Du bist auf Facebook, auf Instagram, vielleicht auf YouTube oder Pinterest zu finden. Wozu dann noch eine eigene Website? Macht ja einen Riesenhaufen Arbeit! Ja, stimmt. Und dennoch hat Deine Website unübersehbare Vorteile. Ich werde darüber nochmal einen separaten Artikel verfassen, aber was ich Dir bereits jetzt sagen kann: Deine Website ist das einzige, was zu 100% Dir gehört.

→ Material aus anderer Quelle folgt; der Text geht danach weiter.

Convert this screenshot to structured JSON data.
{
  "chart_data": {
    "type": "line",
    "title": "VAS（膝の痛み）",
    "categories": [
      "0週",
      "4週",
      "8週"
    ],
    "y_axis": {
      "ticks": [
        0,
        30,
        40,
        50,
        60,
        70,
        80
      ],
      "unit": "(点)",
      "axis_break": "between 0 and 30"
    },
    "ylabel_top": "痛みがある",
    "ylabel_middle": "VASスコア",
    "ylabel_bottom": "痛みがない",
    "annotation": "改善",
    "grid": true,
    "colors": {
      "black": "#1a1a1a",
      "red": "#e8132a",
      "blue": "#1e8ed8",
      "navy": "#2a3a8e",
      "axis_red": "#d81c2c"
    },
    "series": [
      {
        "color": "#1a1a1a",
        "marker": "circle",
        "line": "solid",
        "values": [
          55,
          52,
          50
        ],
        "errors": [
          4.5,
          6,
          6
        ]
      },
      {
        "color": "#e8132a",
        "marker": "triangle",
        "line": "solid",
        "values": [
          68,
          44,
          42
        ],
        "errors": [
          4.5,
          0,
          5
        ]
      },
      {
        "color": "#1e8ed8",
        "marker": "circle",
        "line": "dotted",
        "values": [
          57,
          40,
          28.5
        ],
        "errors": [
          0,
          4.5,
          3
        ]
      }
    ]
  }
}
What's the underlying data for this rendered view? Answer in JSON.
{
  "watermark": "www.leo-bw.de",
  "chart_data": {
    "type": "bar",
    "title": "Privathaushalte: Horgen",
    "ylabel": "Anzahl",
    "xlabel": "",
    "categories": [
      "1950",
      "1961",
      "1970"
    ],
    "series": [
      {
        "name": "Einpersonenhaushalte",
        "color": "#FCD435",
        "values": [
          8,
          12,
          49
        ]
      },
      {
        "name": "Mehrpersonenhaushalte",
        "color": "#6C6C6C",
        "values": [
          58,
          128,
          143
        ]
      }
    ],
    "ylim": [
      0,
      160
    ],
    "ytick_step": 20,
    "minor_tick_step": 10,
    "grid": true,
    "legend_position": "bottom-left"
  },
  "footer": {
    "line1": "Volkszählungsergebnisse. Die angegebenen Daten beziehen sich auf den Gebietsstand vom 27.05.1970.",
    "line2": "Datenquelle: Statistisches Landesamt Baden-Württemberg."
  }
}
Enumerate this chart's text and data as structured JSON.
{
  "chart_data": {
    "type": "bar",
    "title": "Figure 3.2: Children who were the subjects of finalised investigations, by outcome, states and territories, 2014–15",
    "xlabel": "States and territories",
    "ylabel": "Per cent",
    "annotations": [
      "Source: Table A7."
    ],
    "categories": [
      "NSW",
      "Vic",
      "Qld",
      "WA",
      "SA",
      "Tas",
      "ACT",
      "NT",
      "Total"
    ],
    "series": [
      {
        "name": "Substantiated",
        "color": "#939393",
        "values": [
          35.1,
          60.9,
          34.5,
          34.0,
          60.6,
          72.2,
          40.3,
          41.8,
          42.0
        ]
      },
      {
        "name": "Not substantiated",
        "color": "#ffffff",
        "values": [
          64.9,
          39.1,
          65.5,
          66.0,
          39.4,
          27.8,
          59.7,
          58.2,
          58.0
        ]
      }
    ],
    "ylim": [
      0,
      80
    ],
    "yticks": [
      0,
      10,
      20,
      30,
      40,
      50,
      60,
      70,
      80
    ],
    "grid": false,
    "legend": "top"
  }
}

Auf Deiner eigenen Website bist Du unabhängig von den Spielregeln eines Mark Zuckerberg. Du bist unabhängig von einem Algorithmus, der Deine ganzen wertvollen Posts in der Masse versinken lässt. Und Dein Content bleibt auffindbar (mit ein wenig SEO sogar sehr gut auffindbar!), selbst wenn ein Social Network eines Tages die Pforten schließt … ruhet in Frieden, StudiVZ, Uboot, MySpace, Google Plus, Vine, FormSpring, 43 Things, …

7) Du machst zuviel

Wieviele Präsenzen kannst Du wirklich gleichzeitig pflegen? Wenn Du feststellst, dass Du einen Social Media-Account doch nicht so sehr nutzt: Löschen oder behalten? Ich plädiere für behalten (man weiß ja nie) – aber notiere an gut sichtbarer Stelle, dass Du inaktiv und anderswo zu finden bist.

8) Du kopierst, was andere machen

Personal Branding kann nicht funktionieren, indem Du kopierst, was andere machen. Nochmal: Es kann nicht funktionieren. Du musst mit Deiner eigenen Stimme sprechen und kommunizieren, was Dir wichtig ist. Hier geht es um Deine Persönlichkeit, um Deine Geschichte, um Deine Wahrheit!

9) Du weißt gar nicht so genau, was Dein Ziel ist

Nur, wenn Du genau weißt, was Deine Werte und Wünsche sind, kannst Du zielgerichtet Content erstellen und veröffentlichen. Überlege Dir, was „Deine Menschen“ sind und wie Du ihnen helfen kannst. Dann wird es Dir automatisch leichter fallen, wirkungsvoll und markengerecht zu kommunizeren.

10) Du geizt mit Deinem Wissen

Der weltbeste Marketing-Tipp, den ich je erhalten habe: SERVING OVER SELLING. Was findest Du attraktiver: Eine Marke, die Dich laufend mit tollen, wirklich nützlichen Tipps versorgt und die bemüht ist, Dein Leben besser (leichter, schöner, …) zu machen – oder eine Marke, die Dich kontinuierlich anbrüllt: „Hier ist mein Angebot! Mein Produkt ist fantastisch! Kauf jetzt mein neues XYZ! Schlag jetzt zu! Mein Produkt ist das Weltbeste!“

Du weißt und kannst Dinge, die Deinem Zielpublikum helfen können. Gib sie weiter. Das schmälert nicht Deinen Ertrag, sondern vergrößert ihn, weil Du langfristig loyale Fans und Unterstützer gewinnst … die dann auch gerne zu Käufern werden, wenn der Zeitpunkt richtig ist.